Dicho en modo de síntesis: Las tres grietas aparecidas en Nicaragua anuncian un quiebre con la continuidad histórica del país. La primera, entre la dictadura con los sectores laborales y jubilados víctimas del abusivo sistema de pensiones del Inss. La segunda, entre el poder orteguista y el Cosep. La tercera, entre una generación cultural y política que no se siente representada en el poder. Ortega ya intentó cerrar la primera retirando el injusto sistema de pensiones del Inss. A la segunda, la de los empresarios, tratará de cerrarla con negociaciones. A la tercera, en el mejor estilo somocista, a balazos. Lo que ya no puede ocultar es que esas tres grietas se encuentran entrecruzadas entre sí y portan consigo los signos de tiempos post-orteguistas.
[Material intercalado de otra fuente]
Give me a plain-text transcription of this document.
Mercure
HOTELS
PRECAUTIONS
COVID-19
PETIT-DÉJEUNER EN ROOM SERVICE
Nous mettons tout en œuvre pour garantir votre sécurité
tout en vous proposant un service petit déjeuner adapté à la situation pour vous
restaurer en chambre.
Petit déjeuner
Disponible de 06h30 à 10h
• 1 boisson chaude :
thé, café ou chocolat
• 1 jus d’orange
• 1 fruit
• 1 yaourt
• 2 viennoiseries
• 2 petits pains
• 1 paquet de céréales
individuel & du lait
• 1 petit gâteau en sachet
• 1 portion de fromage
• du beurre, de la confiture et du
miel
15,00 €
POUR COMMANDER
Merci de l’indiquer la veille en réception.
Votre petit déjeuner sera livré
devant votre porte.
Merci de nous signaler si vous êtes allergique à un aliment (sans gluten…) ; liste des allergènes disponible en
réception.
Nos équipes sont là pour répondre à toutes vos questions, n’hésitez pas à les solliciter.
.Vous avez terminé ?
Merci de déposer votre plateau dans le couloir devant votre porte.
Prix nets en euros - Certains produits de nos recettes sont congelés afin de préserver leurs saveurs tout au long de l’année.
El gran ausente en el quiebre que se anuncia en Nicaragua ha sido hasta ahora la clase política opositora. Disgregada en múltiples fracciones, incapaz de concertar un acuerdo unitario entre las diversas ramas desprendidas de los que fueron sus antiguos troncos liberales, conservadores y sandinistas, esa clase política ha terminado por convertirse en un lastre que impide el avance del proceso de democratización anunciado en las luctuosas manifestaciones públicas del mes de abril. Hay, por lo mismo, un profundo vacío de conducción, vacío que ha sido intentado llenar –de mal modo, como suele ocurrir– por una conducción de tipo gremial. La esperanza es que de las grandes movilizaciones de abril. surjan nuevas formaciones políticas o, por lo menos, un reposicionamiento de las antiguas. Con ellas, después de todo, habrá que contar.